Aspirin and other anti-inflammatory analgesics, ibuprofen, Advil etc are anti-inflammatory medications. Aspirin is found in a number of over-the-counter products for coughs cold, headaches etc. They thin the blood and with an upper respiratory infection (ie a cold) the blood vessels of the vocal folds can become swollen and more prone to rupturing with heavy vocal use. Some ‘Voice’ manuals recommend Paracetamol but check with your GP or pharmacist for more informed advice.
Childbirth– during the third trimester of pregnancy be more conservative with practising and performing when acting, teaching and singing. Vocal folds have already swollen with oestrogen, the rise in progesterone increases the blood volume and your body retains more salt and water. The decrease in the diaphragmatic motion due to the growing foetus, increases the effort needed for singing and there is a tendency to push more air through the vocal folds and normal abdominal muscle is hindered. The likelihood of acid reflux during pregnancy as well as effortful vocalising could turn into vocal inflammation making the vocal folds vulnerable to haemorrhage especially when vocally exerting during labour and childbirth.

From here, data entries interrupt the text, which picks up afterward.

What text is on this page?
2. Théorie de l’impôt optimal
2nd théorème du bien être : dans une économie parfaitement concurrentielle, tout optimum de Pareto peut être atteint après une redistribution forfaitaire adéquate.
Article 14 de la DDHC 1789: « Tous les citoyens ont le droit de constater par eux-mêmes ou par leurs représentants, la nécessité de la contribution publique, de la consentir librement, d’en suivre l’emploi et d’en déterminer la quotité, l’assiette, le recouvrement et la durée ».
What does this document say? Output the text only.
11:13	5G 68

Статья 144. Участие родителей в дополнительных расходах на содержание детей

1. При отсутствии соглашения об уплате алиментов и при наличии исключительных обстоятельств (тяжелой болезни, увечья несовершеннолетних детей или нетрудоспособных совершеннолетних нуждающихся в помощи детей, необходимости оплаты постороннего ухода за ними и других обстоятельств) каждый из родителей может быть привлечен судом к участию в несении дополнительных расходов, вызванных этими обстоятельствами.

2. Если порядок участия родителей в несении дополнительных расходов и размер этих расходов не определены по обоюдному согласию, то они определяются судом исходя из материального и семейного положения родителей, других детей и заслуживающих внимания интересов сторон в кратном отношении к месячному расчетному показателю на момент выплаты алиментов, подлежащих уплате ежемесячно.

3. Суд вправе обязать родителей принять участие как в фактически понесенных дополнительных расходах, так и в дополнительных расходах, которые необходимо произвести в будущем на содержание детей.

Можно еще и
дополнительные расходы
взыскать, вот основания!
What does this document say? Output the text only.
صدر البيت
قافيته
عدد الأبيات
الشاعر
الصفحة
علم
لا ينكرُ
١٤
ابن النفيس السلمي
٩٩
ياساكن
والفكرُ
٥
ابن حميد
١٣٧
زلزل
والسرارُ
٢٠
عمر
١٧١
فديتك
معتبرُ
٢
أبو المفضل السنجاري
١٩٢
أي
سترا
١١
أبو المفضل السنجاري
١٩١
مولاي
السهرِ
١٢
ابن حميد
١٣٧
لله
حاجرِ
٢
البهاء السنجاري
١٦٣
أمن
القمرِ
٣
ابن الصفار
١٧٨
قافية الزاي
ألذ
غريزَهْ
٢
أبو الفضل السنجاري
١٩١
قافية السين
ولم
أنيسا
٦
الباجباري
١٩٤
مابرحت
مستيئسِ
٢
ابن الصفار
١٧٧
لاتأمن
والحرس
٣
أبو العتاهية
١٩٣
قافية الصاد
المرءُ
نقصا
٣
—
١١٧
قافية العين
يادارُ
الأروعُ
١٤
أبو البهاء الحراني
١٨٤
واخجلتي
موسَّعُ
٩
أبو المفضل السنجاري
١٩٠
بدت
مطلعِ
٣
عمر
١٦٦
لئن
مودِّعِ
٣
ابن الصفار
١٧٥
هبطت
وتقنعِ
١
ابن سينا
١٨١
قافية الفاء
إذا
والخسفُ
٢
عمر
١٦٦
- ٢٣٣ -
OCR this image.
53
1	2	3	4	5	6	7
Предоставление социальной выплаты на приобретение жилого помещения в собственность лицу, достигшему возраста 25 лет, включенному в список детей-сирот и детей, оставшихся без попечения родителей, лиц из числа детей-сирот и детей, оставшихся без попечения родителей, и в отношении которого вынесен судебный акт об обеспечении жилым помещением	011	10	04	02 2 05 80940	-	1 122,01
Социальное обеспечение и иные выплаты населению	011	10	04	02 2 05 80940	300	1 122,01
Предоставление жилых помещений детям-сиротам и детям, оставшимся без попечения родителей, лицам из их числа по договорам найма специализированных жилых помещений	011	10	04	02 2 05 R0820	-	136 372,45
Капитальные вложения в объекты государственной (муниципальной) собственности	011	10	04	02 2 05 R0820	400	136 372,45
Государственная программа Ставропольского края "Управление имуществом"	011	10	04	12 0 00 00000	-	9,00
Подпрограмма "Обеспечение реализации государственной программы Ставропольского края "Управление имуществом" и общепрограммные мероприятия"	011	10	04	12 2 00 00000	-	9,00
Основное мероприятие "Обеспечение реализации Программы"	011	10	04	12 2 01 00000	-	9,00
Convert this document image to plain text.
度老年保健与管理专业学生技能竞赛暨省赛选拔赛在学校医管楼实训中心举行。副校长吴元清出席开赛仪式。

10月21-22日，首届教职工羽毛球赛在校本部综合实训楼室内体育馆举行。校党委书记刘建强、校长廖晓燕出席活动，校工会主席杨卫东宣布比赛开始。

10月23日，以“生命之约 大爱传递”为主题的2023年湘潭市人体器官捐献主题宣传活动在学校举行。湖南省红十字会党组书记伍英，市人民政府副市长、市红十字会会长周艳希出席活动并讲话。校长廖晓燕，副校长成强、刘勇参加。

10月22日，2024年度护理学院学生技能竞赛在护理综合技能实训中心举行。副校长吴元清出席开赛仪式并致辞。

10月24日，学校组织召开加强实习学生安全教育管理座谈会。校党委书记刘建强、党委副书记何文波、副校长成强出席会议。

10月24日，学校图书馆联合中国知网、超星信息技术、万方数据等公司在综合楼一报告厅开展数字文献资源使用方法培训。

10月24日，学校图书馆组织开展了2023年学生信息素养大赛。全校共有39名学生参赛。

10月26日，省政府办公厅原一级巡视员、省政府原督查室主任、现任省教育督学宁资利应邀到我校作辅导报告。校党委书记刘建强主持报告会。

Menstruation. Haemorrhage is more likely to occur during the menstrual cycle because there is more fluid in the vocal folds making them heavier to vibrate. The difficulty in moving the voice will incline the performer to push their voices. During menstruation the increased size of the blood vessels make the vocal folds very fragile and are therefore vulnerable. Don’t use Aspirin products!
Not warming up the voice before intense use causes muscle inflammation, which can lead to vocal fold haemorrhage.
Singing with a sore throat – People tend to take desensitising (painkilling) remedies so that they can vocalise easier. However, the inflamed vocal folds have enlarged blood vessels. Blood is heavier than other bodily fluids and will make vocalising more difficult, making the vocal folds prone to haemorrhaging.
Vocal abuse and misuse – comes in many guises clearing the throat, coughing, vomiting, intense singing, weight lifting, loudly vocalising a sneeze, yelling, shouting. Vocal fold haemorrhage occurs after straining when there is an acute rise in blood pressure in the head.